Publier un tel recueil comme mémorial de l’Année Sainte est certainement une idée originale ; mais on doit dire qu’elle est excellente et que sa réalisation est digne d’éloges.
Témoins du Royaume dans un monde déshumanisant [6] publie les exposés de la réunion tenue à Bogota par les religieux d’Amérique en 1974 et un résumé des échanges auxquels ils ont donné lieu. A cette rencontre ont pris part une centaine de religieux et religieuses représentant les quatre conférences d’Amérique : CLAR (Confédération latino-américaine des religieux), CMSM (Conférence des Supérieurs Majeurs masculins des U.S.A.), LCWR (Conférence des Supérieures Majeures féminines des U.S.A.) et CRC (Conférence Religieuse Canadienne). Chaque groupement a présenté de un à trois rapports décrivant la situation de sa contrée, les problèmes qui s’y posent à la vie religieuse et les espoirs qui s’y font jour.
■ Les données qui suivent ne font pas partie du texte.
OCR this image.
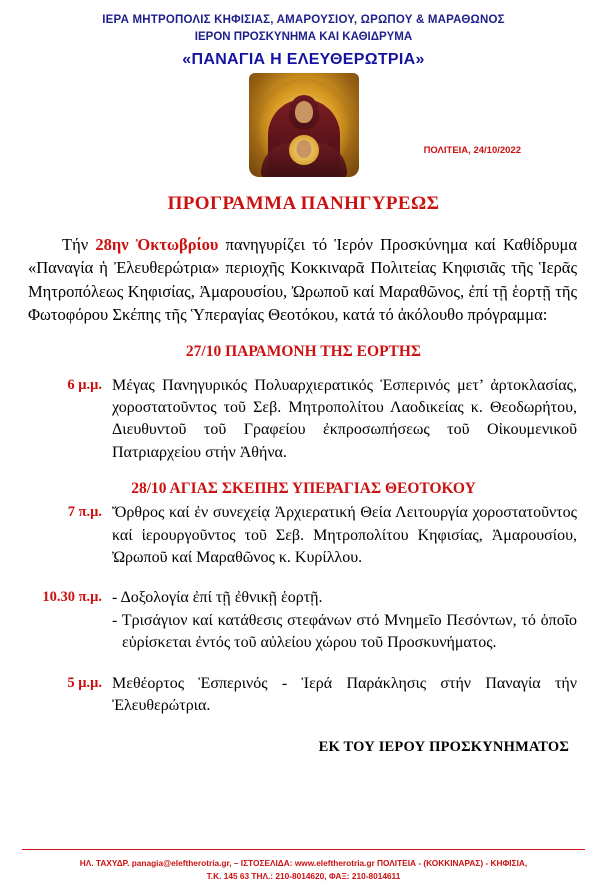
ΙΕΡΑ ΜΗΤΡΟΠΟΛΙΣ ΚΗΦΙΣΙΑΣ, ΑΜΑΡΟΥΣΙΟΥ, ΩΡΩΠΟΥ & ΜΑΡΑΘΩΝΟΣ
ΙΕΡΟΝ ΠΡΟΣΚΥΝΗΜΑ ΚΑΙ ΚΑΘΙΔΡΥΜΑ
«ΠΑΝΑΓΙΑ Η ΕΛΕΥΘΕΡΩΤΡΙΑ»
ΠΟΛΙΤΕΙΑ, 24/10/2022
ΠΡΟΓΡΑΜΜΑ ΠΑΝΗΓΥΡΕΩΣ
Τήν 28ην Ὀκτωβρίου πανηγυρίζει τό Ἱερόν Προσκύνημα καί Καθίδρυμα «Παναγία ἡ Ἐλευθερώτρια» περιοχῆς Κοκκιναρᾶ Πολιτείας Κηφισιᾶς τῆς Ἱερᾶς Μητροπόλεως Κηφισίας, Ἀμαρουσίου, Ὠρωποῦ καί Μαραθῶνος, ἐπί τῇ ἑορτῇ τῆς Φωτοφόρου Σκέπης τῆς Ὑπεραγίας Θεοτόκου, κατά τό ἀκόλουθο πρόγραμμα:
27/10 ΠΑΡΑΜΟΝΗ ΤΗΣ ΕΟΡΤΗΣ
6 μ.μ. Μέγας Πανηγυρικός Πολυαρχιερατικός Ἑσπερινός μετ’ ἀρτοκλασίας, χοροστατοῦντος τοῦ Σεβ. Μητροπολίτου Λαοδικείας κ. Θεοδωρήτου, Διευθυντοῦ τοῦ Γραφείου ἐκπροσωπήσεως τοῦ Οἰκουμενικοῦ Πατριαρχείου στήν Ἀθήνα.
28/10 ΑΓΙΑΣ ΣΚΕΠΗΣ ΥΠΕΡΑΓΙΑΣ ΘΕΟΤΟΚΟΥ
7 π.μ. Ὄρθρος καί ἐν συνεχείᾳ Ἀρχιερατική Θεία Λειτουργία χοροστατοῦντος καί ἱερουργοῦντος τοῦ Σεβ. Μητροπολίτου Κηφισίας, Ἀμαρουσίου, Ὠρωποῦ καί Μαραθῶνος κ. Κυρίλλου.
10.30 π.μ. - Δοξολογία ἐπί τῇ ἐθνικῇ ἑορτῇ.
- Τρισάγιον καί κατάθεσις στεφάνων στό Μνημεῖο Πεσόντων, τό ὁποῖο εὑρίσκεται ἐντός τοῦ αὐλείου χώρου τοῦ Προσκυνήματος.
5 μ.μ. Μεθέορτος Ἑσπερινός - Ἱερά Παράκλησις στήν Παναγία τήν Ἐλευθερώτρια.
ΕΚ ΤΟΥ ΙΕΡΟΥ ΠΡΟΣΚΥΝΗΜΑΤΟΣ
ΗΛ. ΤΑΧΥΔΡ. panagia@eleftherotria.gr, – ΙΣΤΟΣΕΛΙΔΑ: www.eleftherotria.gr ΠΟΛΙΤΕΙΑ - (ΚΟΚΚΙΝΑΡΑΣ) - ΚΗΦΙΣΙΑ,
Τ.Κ. 145 63 ΤΗΛ.: 210-8014620, ΦΑΞ: 210-8014611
Ce sont des documents intéressants, qui aident à comprendre les situations concrètes auxquelles doit faire face le renouveau de la vie religieuse dans ces pays si divers. On saisit mieux, par exemple, pourquoi les théologies de la libération fleurissent en Amérique latine et pourquoi l’une des résolutions prises par l’Assemblée a été que les évêques des États-Unis consacrent une partie des ressources mises à leur disposition en faveur de l’Amérique latine à éveiller la conscience de leur propre peuple à l’influence déshumanisante des États-Unis en Amérique latine [7].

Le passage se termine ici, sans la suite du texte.